Apple Computer and Motorola plan to unveil a long-awaited mobile phone and music player next week that will incorporate Apple’s iTunes software, a telecommunications industry analyst who has been briefed on the announcement said on Monday.

The development marks a melding of two of the digital era’s most popular devices, the cellphone and the iPod, which has become largely synonymous with the concept of downloading songs from the Internet or transferring them from compact discs. Roger Entner, a telecommunications analyst with Ovum, a market research firm, said he had been told by an industry executive that the new phone, to be made by Motorola, would be marketed by Cingular Wireless. Mr. Entner said it would include iTunes software, which helps power the iPod.

Filesharing traffic continues to dominate

According to a Macworld UK report

A new study that looks at the impact of peer-to-peer (P2P) traffic on service provider networks shows file swapping forges on unabated.

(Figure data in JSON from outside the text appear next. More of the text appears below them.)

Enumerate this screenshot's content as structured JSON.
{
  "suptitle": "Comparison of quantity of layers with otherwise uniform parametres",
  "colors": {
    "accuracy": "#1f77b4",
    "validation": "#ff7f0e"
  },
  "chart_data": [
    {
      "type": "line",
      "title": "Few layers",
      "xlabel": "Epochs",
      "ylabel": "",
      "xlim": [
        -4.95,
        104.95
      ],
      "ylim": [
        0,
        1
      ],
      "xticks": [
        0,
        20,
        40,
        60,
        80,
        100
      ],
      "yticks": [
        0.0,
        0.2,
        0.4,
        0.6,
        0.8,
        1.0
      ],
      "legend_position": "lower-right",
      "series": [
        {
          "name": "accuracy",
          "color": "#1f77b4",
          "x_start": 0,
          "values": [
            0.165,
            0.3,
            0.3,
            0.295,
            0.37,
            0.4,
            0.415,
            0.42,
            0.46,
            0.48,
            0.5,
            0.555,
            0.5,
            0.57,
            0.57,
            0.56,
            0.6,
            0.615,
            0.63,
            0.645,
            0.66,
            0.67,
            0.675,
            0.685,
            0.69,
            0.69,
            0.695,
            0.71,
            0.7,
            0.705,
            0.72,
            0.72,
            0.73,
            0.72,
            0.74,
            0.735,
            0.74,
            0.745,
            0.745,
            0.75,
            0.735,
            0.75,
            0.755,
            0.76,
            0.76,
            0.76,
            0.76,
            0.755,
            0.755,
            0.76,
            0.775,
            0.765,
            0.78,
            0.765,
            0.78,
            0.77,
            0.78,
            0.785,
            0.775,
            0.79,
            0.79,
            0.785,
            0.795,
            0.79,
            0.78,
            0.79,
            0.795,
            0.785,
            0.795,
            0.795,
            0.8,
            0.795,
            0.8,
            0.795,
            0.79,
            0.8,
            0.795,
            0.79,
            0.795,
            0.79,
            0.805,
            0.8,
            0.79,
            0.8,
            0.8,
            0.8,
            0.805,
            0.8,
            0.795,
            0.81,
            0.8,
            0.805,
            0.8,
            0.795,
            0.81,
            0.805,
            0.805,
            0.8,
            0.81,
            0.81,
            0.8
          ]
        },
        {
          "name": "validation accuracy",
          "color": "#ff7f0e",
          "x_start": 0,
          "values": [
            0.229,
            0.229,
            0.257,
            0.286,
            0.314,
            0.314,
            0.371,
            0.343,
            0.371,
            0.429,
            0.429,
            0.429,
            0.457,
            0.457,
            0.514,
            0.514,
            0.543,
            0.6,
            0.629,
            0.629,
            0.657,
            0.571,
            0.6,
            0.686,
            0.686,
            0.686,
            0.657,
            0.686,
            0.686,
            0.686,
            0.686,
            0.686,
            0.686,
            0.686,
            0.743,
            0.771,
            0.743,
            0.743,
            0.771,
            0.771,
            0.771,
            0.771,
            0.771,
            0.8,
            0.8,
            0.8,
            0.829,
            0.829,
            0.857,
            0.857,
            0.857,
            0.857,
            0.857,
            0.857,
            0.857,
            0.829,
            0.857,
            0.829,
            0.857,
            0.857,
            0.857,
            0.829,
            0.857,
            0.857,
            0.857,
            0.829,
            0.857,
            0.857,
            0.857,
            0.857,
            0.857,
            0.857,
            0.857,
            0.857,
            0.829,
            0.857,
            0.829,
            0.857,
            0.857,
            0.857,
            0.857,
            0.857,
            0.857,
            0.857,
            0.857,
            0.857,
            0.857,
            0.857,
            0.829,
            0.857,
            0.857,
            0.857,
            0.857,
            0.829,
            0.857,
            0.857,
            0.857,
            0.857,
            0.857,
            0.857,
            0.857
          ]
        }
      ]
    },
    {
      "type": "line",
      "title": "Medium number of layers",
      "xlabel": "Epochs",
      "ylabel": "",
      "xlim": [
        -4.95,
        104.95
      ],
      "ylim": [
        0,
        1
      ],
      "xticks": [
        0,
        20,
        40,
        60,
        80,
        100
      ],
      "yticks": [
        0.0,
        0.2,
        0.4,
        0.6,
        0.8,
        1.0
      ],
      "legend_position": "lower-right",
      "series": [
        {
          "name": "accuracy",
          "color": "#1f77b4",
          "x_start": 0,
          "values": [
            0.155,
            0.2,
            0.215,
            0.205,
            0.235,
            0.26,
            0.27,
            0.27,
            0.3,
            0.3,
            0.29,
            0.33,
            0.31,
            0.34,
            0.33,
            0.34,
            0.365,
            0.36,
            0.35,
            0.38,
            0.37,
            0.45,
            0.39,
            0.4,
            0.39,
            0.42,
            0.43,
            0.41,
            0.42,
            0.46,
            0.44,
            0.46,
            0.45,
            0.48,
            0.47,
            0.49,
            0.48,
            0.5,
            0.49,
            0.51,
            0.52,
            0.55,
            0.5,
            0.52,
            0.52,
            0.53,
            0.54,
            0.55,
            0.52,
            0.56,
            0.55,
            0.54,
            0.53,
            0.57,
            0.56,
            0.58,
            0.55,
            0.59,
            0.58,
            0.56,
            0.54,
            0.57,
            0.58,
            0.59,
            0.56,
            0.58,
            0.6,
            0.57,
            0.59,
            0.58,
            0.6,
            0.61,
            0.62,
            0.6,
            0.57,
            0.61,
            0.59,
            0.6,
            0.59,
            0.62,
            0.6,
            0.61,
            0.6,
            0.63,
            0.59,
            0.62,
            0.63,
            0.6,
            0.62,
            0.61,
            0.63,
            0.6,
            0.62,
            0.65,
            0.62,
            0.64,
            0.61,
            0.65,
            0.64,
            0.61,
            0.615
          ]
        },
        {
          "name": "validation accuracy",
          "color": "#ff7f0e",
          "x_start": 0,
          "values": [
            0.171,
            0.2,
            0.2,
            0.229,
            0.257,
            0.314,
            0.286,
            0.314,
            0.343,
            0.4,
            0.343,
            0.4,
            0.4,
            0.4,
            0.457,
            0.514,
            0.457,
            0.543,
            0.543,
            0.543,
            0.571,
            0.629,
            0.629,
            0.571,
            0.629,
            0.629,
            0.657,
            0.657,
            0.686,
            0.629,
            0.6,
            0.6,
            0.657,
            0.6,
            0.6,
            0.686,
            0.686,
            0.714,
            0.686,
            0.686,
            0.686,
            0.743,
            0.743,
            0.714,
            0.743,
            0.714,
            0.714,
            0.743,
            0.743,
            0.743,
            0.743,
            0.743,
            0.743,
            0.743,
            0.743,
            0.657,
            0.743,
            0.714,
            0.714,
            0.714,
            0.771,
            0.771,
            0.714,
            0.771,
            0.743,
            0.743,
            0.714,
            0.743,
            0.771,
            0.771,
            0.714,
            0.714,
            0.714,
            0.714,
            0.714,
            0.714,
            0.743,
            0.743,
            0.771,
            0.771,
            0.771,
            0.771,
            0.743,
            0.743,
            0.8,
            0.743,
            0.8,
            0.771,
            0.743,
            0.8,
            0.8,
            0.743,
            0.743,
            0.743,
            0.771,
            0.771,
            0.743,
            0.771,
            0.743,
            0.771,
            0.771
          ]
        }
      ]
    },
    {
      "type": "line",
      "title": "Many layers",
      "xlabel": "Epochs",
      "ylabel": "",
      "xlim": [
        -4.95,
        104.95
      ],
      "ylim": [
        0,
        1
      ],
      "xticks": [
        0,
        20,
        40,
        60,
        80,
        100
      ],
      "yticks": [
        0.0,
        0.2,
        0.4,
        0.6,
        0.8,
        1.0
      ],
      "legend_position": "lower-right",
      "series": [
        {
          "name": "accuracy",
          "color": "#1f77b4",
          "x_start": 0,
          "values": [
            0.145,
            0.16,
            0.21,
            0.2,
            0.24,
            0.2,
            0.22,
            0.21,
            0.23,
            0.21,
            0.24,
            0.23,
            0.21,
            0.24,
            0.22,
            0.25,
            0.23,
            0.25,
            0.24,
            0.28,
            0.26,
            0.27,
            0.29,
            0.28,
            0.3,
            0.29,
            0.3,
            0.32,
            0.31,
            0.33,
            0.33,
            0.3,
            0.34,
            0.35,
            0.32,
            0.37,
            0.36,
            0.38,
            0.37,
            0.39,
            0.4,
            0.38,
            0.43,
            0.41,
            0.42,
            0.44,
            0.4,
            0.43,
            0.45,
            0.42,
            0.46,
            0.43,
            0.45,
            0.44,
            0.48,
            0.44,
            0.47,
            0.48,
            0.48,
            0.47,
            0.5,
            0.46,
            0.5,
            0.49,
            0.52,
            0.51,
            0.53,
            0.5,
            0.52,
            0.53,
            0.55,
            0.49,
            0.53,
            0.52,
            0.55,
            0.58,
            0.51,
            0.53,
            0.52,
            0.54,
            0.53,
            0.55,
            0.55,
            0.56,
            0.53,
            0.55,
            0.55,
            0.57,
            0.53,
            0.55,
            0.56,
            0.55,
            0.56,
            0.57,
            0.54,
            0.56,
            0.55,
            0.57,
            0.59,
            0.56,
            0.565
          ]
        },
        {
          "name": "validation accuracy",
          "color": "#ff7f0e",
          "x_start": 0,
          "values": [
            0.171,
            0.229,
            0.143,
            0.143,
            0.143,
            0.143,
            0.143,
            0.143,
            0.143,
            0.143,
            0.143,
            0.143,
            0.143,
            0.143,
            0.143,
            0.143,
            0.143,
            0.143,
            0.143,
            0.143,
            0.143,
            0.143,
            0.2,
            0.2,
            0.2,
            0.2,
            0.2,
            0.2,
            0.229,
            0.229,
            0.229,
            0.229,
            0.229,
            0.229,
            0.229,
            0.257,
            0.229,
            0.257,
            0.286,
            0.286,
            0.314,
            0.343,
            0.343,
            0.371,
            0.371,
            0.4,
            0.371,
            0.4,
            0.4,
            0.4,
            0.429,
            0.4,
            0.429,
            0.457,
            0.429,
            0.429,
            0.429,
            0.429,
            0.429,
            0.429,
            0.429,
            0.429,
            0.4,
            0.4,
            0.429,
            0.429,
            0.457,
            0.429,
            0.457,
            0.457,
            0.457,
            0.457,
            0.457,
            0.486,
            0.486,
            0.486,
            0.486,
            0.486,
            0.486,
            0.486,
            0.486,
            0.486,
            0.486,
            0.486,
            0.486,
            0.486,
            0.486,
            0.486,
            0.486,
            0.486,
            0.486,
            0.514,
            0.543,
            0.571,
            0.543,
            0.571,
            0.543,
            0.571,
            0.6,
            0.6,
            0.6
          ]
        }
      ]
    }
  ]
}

CacheLogic of Cambridge, England says the practice shows no sign of slowing down despite court rulings that have shut down some popular sites such as Suprnova, a BitTorrent tracking service that offered links to pilfered television and movie content.

CacheLogic’s global monitoring network shows 60 per cent of all Internet traffic is the result of peer-to-peer file-sharing platforms, with eDonkey taking over the top spot from BitTorrent.

“The Whack-A-Mole game continues,” says Andrew Parker, CacheLogic’s CTO. “The authorities go after one [peer-to-peer] system and another one pops up.”

At the end of 2004, BitTorrent accounted for 30 per cent of all Internet traffic. But after the Motion Picture Association of America’s moves to shut down BitTorrent tracking sites, centralized servers for locating distributed content, swappers began moving to other less-publicized services. Today, eDonkey, a system that uses no centralized servers or tracking sites, consumes the most bandwidth of any application on the Internet, particularly overseas, according to Parker. In the US, Gnutella has seen resurgence in popularity among swappers.

Of the files being swapped on the four major file-sharing systems (eDonkey, BitTorrent, FastTrack and Gnutella) 62 per cent is video and 11 per cent is audio, with the rest being miscellaneous file types, according to the study.